Hoy en día, este impresionante complejo palaciego alberga las oficinas del presidente del país, un extraordinario conjunto de museos y majestuosas plazas públicas. Dedico la primera hora del siguiente día de mi viaje a visitar el interior y comienzo con los Kaiserappartements, o apartamentos imperiales, que deslumbran con su opulencia iluminada con candelabros de cristal. Independientemente de su función como la sede del gobierno y centro administrativo, el palacio de Hofburg era también la residencia de invierno de la familia imperial.

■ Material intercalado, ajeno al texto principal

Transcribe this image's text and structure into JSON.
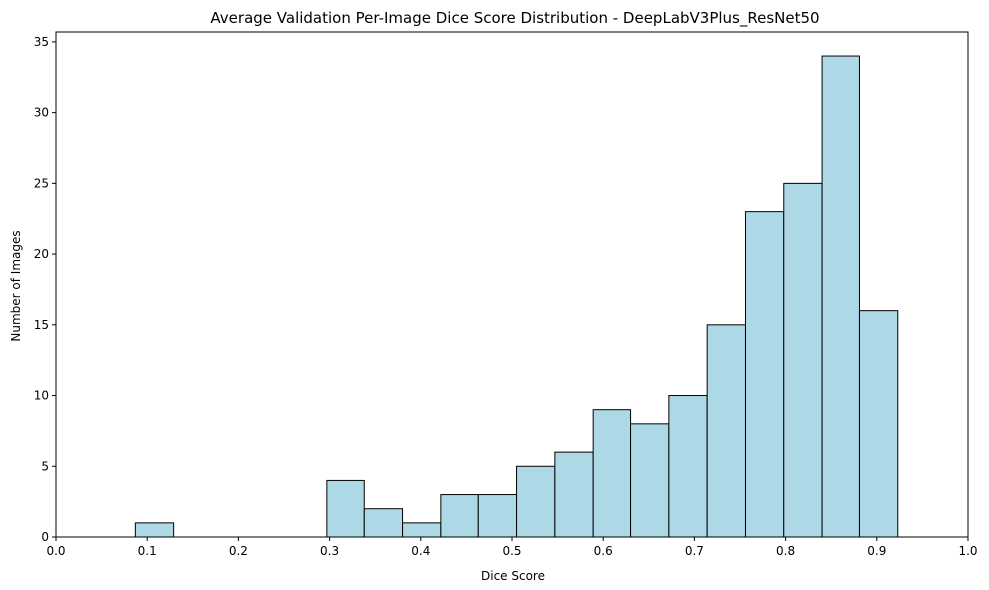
{
  "chart_data": {
    "type": "bar",
    "title": "Average Validation Per-Image Dice Score Distribution - DeepLabV3Plus_ResNet50",
    "xlabel": "Dice Score",
    "ylabel": "Number of Images",
    "xlim": [
      0.0,
      1.0
    ],
    "ylim": [
      0,
      35.7
    ],
    "x_ticks": [
      "0.0",
      "0.1",
      "0.2",
      "0.3",
      "0.4",
      "0.5",
      "0.6",
      "0.7",
      "0.8",
      "0.9",
      "1.0"
    ],
    "y_ticks": [
      "0",
      "5",
      "10",
      "15",
      "20",
      "25",
      "30",
      "35"
    ],
    "bin_edges": [
      0.087,
      0.129,
      0.171,
      0.213,
      0.255,
      0.297,
      0.338,
      0.38,
      0.422,
      0.463,
      0.505,
      0.547,
      0.589,
      0.63,
      0.672,
      0.714,
      0.756,
      0.798,
      0.84,
      0.881,
      0.923
    ],
    "values": [
      1,
      0,
      0,
      0,
      0,
      4,
      2,
      1,
      3,
      3,
      5,
      6,
      9,
      8,
      10,
      15,
      23,
      25,
      34,
      16
    ],
    "bar_color": "#add8e6",
    "edge_color": "#000000",
    "grid": false,
    "legend": "none"
  }
}
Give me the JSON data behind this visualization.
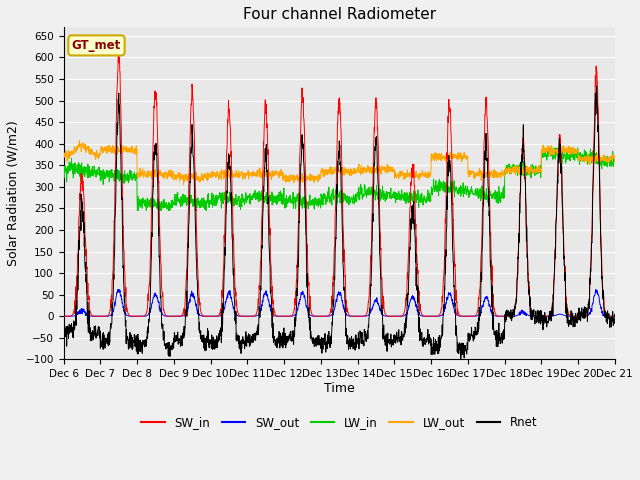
{
  "title": "Four channel Radiometer",
  "xlabel": "Time",
  "ylabel": "Solar Radiation (W/m2)",
  "annotation": "GT_met",
  "ylim": [
    -100,
    670
  ],
  "yticks": [
    -100,
    -50,
    0,
    50,
    100,
    150,
    200,
    250,
    300,
    350,
    400,
    450,
    500,
    550,
    600,
    650
  ],
  "line_colors": {
    "SW_in": "#ff0000",
    "SW_out": "#0000ff",
    "LW_in": "#00cc00",
    "LW_out": "#ffa500",
    "Rnet": "#000000"
  },
  "x_tick_labels": [
    "Dec 6",
    "Dec 7",
    "Dec 8",
    "Dec 9",
    "Dec 10",
    "Dec 11",
    "Dec 12",
    "Dec 13",
    "Dec 14",
    "Dec 15",
    "Dec 16",
    "Dec 17",
    "Dec 18",
    "Dec 19",
    "Dec 20",
    "Dec 21"
  ],
  "title_fontsize": 11,
  "axis_label_fontsize": 9,
  "tick_fontsize": 7.5,
  "fig_bg": "#f0f0f0",
  "plot_bg": "#e8e8e8",
  "grid_color": "#ffffff",
  "annotation_fg": "#8B0000",
  "annotation_bg": "#ffffcc",
  "annotation_edge": "#ccaa00"
}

Es imposible estar aquí sin que vengan a la mente el emperador Francisco José y su emperatriz. Para adentrarse un poco en la historia de esta fascinante pareja, visito el Museo de Sisi, una visión más profunda de la vida de Elisabeth de Wittelsbach. Aquí, numerosos objetos personales que alguna vez le pertenecieron, se utilizan para ayudar a ilustrar la verdadera personalidad de la emperatriz frecuentemente incomprendida.

No menos importante, es la Silberkammer, una exposición de vajilla y cubertería pertenecientes a la familia imperial, una coleción única de importancia cultural e histórica, que comprende objetos y utensilios necesarios para el uso doméstico y la organización de la corte. Hoy en día, el Museo de la Colección de Plata exhibe alrededor de 7 mil objetos, que permiten a los visitantes imaginar los magníficos banquetes y ceremonias que debieron llevarse a cabo en los tiempos de su máximo esplendor.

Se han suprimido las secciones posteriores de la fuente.